In una delle scene iniziali Lisa e Simon, splendidi e inconsapevoli, guardano sul divano Rapina a mano armata di Kubrick, in particolare quel memorabile finale con Sterling Hayden terreo e impassibile mentre guarda andare in fumo la propria vita ("è un bel film", commenta laconicamente lui). Sventurati: avrebbero dovuto immaginare come sarebbe andata a finire la loro storia, che poi è il modo in cui vanno a finire tutti i noir degni di questo nome, specialmente quelli francesi.

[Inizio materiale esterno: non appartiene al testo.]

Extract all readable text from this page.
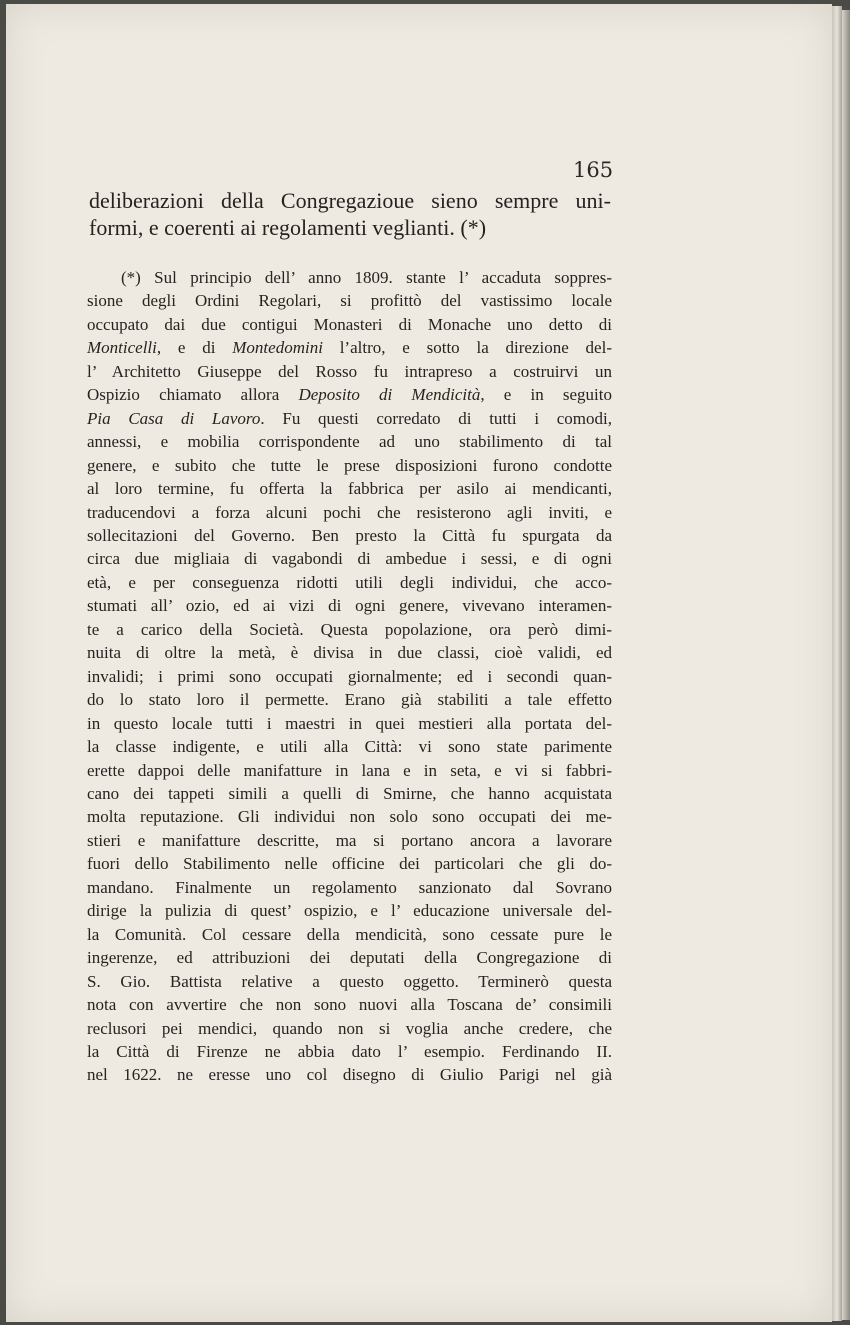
165
deliberazioni della Congregazioue sieno sempre uni-
formi, e coerenti ai regolamenti veglianti. (*)
(*) Sul principio dell’ anno 1809. stante l’ accaduta soppres-
sione degli Ordini Regolari, si profittò del vastissimo locale
occupato dai due contigui Monasteri di Monache uno detto di
Monticelli, e di Montedomini l’altro, e sotto la direzione del-
l’ Architetto Giuseppe del Rosso fu intrapreso a costruirvi un
Ospizio chiamato allora Deposito di Mendicità, e in seguito
Pia Casa di Lavoro. Fu questi corredato di tutti i comodi,
annessi, e mobilia corrispondente ad uno stabilimento di tal
genere, e subito che tutte le prese disposizioni furono condotte
al loro termine, fu offerta la fabbrica per asilo ai mendicanti,
traducendovi a forza alcuni pochi che resisterono agli inviti, e
sollecitazioni del Governo. Ben presto la Città fu spurgata da
circa due migliaia di vagabondi di ambedue i sessi, e di ogni
età, e per conseguenza ridotti utili degli individui, che acco-
stumati all’ ozio, ed ai vizi di ogni genere, vivevano interamen-
te a carico della Società. Questa popolazione, ora però dimi-
nuita di oltre la metà, è divisa in due classi, cioè validi, ed
invalidi; i primi sono occupati giornalmente; ed i secondi quan-
do lo stato loro il permette. Erano già stabiliti a tale effetto
in questo locale tutti i maestri in quei mestieri alla portata del-
la classe indigente, e utili alla Città: vi sono state parimente
erette dappoi delle manifatture in lana e in seta, e vi si fabbri-
cano dei tappeti simili a quelli di Smirne, che hanno acquistata
molta reputazione. Gli individui non solo sono occupati dei me-
stieri e manifatture descritte, ma si portano ancora a lavorare
fuori dello Stabilimento nelle officine dei particolari che gli do-
mandano. Finalmente un regolamento sanzionato dal Sovrano
dirige la pulizia di quest’ ospizio, e l’ educazione universale del-
la Comunità. Col cessare della mendicità, sono cessate pure le
ingerenze, ed attribuzioni dei deputati della Congregazione di
S. Gio. Battista relative a questo oggetto. Terminerò questa
nota con avvertire che non sono nuovi alla Toscana de’ consimili
reclusori pei mendici, quando non si voglia anche credere, che
la Città di Firenze ne abbia dato l’ esempio. Ferdinando II.
nel 1622. ne eresse uno col disegno di Giulio Parigi nel già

Amants pesca a piene mani negli stereotipi del genere, in alcuni passaggi è maniera pura, ma Nicole Garcia, giunta ormai a 74 anni con un curriculum lungo così (Place Vendome, L'avversario, Mal di pietre...), sa di cosa parla e sa cosa gira: questa volta si è avvalsa più del dovuto del suo sceneggiatore Jacques Fieschi (che all'inizio stava progettando di scrivere un romanzo), ma ha dato l'ordine, la geometria e la razionalità delle pietre miliari scolpite dai suoi connazionali a una materia narrativa in cui anche l'amour fou tra Lisa e Simon non è solamente passione e speranza, ma anche gelida concretezza, rigoroso procedimento fatto-causa-conseguenza che non ci sorprenderemmo di trovare in un film di Michael Mann.

 

"A cosa serve amarsi?", si chiedono a un certo punto i due spasimanti, costantemente sballottati tra luce e buio, privilegio e sacrificio, allontanati e riportati a riva in questa controllatissima tragedia in tre atti: il migliore è il primo, quello dell'idillio parigino brutalmente interrotto dall'ospite inattesa ma inevitabile a queste latitudini - la morte. Scoperta (in tutti i sensi) ormai sette anni fa da Lars von Trier in Nymphomaniac, giurata del Festival di appena un anno fa, la parigina Stacy Martin ha l'appeal e la carnagione adatta per essere l'eroina di questo film che riesce a essere invernale anche quando è ambientato nell'Oceano Indiano: mette in ombra sia l'amante Pierre Niney che il marito Benoit Magimel, che ritroviamo più ingrassato e più sanguigno vent'anni dopo un altro glaciale noir da festival come La pianista di Michael Haneke.